Em contrapartida, houve uma queda significativa nas pessoas que consideram os animais como “bichos de estimação”. No caso dos cachorros o percentual decresceu de 23%, em 2019, para apenas 7% neste ano. No caso dos felinos, a queda foi de 29% para 13%.


Legislação

O conceito de família têm se tornado cada vez mais múltiplo e abrangente. Mas, no caso dos animais, eles ainda são reconhecidos como “coisas” para o Código Civil, como explica a advogada Ana Maria Pena Rodrigues Coelho. “Os animais são ‘bens semoventes’, como se fossem móveis que andam. E até hoje grande parte dos juristas encara os animais dessa forma”.


Porém, a advogada analisa que esse entendimento está se transformando, com uma vertente mais moderna ganhando reconhecimento e rompendo com paradigmas dos estereótipos de família. “Nessa corrente moderna, e aceita em tribunais, os animais são encarados como seres sencientes, que tem sensações e diferenciam bom e ruim”. Então, embora o Código Civil ainda os trate como seres semoventes, subjetivamente é possível usar o poder familiar do código civil em relação a eles.


Em meio à isso, as famílias multiespécies também enfrentam dilemas jurídicos, como a questão da guarda compartilhada ou unilateral.
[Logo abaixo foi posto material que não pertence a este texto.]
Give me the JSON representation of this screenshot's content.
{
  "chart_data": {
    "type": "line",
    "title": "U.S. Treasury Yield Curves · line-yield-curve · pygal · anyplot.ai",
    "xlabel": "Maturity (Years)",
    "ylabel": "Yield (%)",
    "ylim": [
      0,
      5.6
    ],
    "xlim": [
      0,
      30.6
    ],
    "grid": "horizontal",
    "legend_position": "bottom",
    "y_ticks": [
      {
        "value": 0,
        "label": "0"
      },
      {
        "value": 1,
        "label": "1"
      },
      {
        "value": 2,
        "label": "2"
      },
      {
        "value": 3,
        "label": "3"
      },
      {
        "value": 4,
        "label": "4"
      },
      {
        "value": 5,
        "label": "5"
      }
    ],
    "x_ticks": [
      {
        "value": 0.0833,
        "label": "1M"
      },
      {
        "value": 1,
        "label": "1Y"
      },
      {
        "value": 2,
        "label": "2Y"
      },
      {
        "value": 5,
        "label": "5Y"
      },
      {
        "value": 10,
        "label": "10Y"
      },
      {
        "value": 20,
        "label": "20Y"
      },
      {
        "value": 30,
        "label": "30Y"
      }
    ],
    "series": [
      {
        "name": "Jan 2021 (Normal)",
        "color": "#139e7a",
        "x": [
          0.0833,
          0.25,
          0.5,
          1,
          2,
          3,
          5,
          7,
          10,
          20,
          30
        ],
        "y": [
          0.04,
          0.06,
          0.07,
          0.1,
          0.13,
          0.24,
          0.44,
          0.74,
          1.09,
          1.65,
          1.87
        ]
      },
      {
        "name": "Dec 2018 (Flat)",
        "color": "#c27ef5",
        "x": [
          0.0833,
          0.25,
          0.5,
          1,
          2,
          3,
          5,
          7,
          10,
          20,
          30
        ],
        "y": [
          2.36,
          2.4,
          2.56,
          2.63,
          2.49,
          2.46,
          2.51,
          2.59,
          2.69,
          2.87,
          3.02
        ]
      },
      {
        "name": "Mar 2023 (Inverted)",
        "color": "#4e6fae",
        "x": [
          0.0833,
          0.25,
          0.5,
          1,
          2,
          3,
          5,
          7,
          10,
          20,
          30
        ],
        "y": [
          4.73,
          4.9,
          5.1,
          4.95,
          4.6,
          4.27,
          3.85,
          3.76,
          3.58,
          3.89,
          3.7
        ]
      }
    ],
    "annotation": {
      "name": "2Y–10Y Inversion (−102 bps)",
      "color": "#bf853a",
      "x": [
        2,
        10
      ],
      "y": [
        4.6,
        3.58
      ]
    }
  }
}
Ana Maria explica que, assim como acontece com “filhos humanos”, quando pessoas se separam e possuem animais, a questão pode entrar na área da vara da Família e Sucessões.


Caso não haja um acordo entre as partes, pode haver essa ação de guarda - pois o bichinho precisa de alimentos, acompanhamento veterinário e outros cuidados que devem ser de responsabilidade de alguém. “Não é que é o ‘moderno’. Essa é a realidade. As famílias têm que ser encaradas por uma visão muito mais multifacetada”.


Além disso, a proteção aos animais também tem ficado mais forte juridicamente. No ano passado, foi sancionada uma lei que aumenta a punição para quem abusa ou maltrata animais. Agora, além de multa e proibição de guarda, a pessoa pode ter pena de reclusão entre dois e cinco anos.